Keating’s previous characterization, not mentioned in the above article, was that “that Russian officials showed him a letter they sent to the FBI in March 2011, warning that Tsarnaev had plans to join insurgents in Chechnya. Keating said the letter contained a lot of details about Tamerlan Tsarnaev, including his birthday, telephone number, cell phone number, where he lived in Cambridge and information about his wife and child. He said it also referenced the possibility that Tsarnaev might be considering changing names .The Russians also had information about his mother, including her Skype address.”

Keating then, fearful that he was going to far out on the limb and hoping that no one put two and two together and figured the Russians were more open with a US Congressman than the FBI added:  I’m particularly sensitive that if there’s an ongoing investigation they [the FBI] should not be releasing details to the public.”  I guess Keating thinks it’s all right for the Russians to tell us what happened but not the FBI.

Maybe Keating should talk to his fellow Congressman Stephen Lynch who was told in August 2011 that the FBI was investigating why its office was still using people suspected of murdering other people as top-level informants.
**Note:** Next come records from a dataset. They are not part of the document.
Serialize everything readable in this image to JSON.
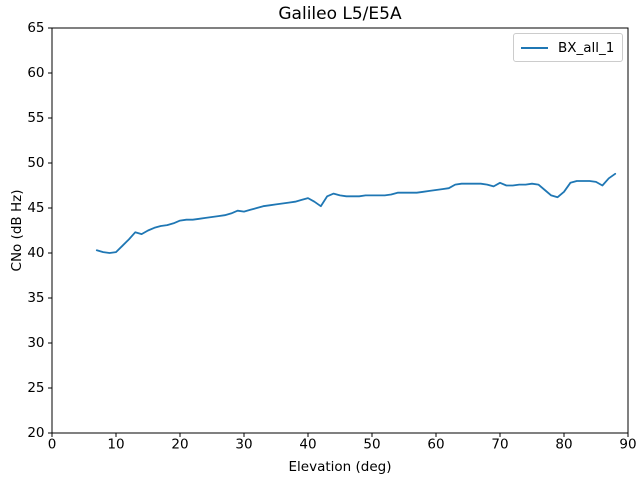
{
  "chart_data": {
    "type": "line",
    "title": "Galileo L5/E5A",
    "xlabel": "Elevation (deg)",
    "ylabel": "CNo (dB Hz)",
    "xlim": [
      0,
      90
    ],
    "ylim": [
      20,
      65
    ],
    "xticks": [
      0,
      10,
      20,
      30,
      40,
      50,
      60,
      70,
      80,
      90
    ],
    "yticks": [
      20,
      25,
      30,
      35,
      40,
      45,
      50,
      55,
      60,
      65
    ],
    "grid": false,
    "legend": {
      "position": "upper right",
      "entries": [
        {
          "name": "BX_all_1",
          "color": "#1f77b4"
        }
      ]
    },
    "series": [
      {
        "name": "BX_all_1",
        "color": "#1f77b4",
        "x": [
          7,
          8,
          9,
          10,
          11,
          12,
          13,
          14,
          15,
          16,
          17,
          18,
          19,
          20,
          21,
          22,
          23,
          24,
          25,
          26,
          27,
          28,
          29,
          30,
          31,
          32,
          33,
          34,
          35,
          36,
          37,
          38,
          39,
          40,
          41,
          42,
          43,
          44,
          45,
          46,
          47,
          48,
          49,
          50,
          51,
          52,
          53,
          54,
          55,
          56,
          57,
          58,
          59,
          60,
          61,
          62,
          63,
          64,
          65,
          66,
          67,
          68,
          69,
          70,
          71,
          72,
          73,
          74,
          75,
          76,
          77,
          78,
          79,
          80,
          81,
          82,
          83,
          84,
          85,
          86,
          87,
          88
        ],
        "y": [
          40.3,
          40.1,
          40.0,
          40.1,
          40.8,
          41.5,
          42.3,
          42.1,
          42.5,
          42.8,
          43.0,
          43.1,
          43.3,
          43.6,
          43.7,
          43.7,
          43.8,
          43.9,
          44.0,
          44.1,
          44.2,
          44.4,
          44.7,
          44.6,
          44.8,
          45.0,
          45.2,
          45.3,
          45.4,
          45.5,
          45.6,
          45.7,
          45.9,
          46.1,
          45.7,
          45.2,
          46.3,
          46.6,
          46.4,
          46.3,
          46.3,
          46.3,
          46.4,
          46.4,
          46.4,
          46.4,
          46.5,
          46.7,
          46.7,
          46.7,
          46.7,
          46.8,
          46.9,
          47.0,
          47.1,
          47.2,
          47.6,
          47.7,
          47.7,
          47.7,
          47.7,
          47.6,
          47.4,
          47.8,
          47.5,
          47.5,
          47.6,
          47.6,
          47.7,
          47.6,
          47.0,
          46.4,
          46.2,
          46.8,
          47.8,
          48.0,
          48.0,
          48.0,
          47.9,
          47.5,
          48.3,
          48.8
        ]
      }
    ]
  }
}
Maybe he’ll learn that the FBI will investigate things that might cause it embarrassment until Hell freezes over. Maybe Keating should realize how foolish it looks for American congressmen to be asking Russians about a terrorist attack on American soil. Maybe Keating and Lynch should look into a mirror and ask themselves what government the FBI works for; and if it is the US government, then perhaps they should remind themselves that they are as our representatives in charge of that government and the FBI. If they do that perhaps they’ll get a little courage up to have the FBI tell them, and they’ll tell us, why the FBI dropped the ball both before and after the MTA, or if it didn’t explain why we are wrong to believe that.

But I dream. In the cozy atmosphere of DC where our congressmen work and play, the FBI calls all the shots and the members of Congress live in fear of it. So we the people are subject to the humiliation of our representative going to an untrustworthy foreign government to find out what our own secret police won’t tell them. And that’s not to mention the FBI’s ongoing construction of a story about the Todashev homicide which no one will believe outside of the members of Congress.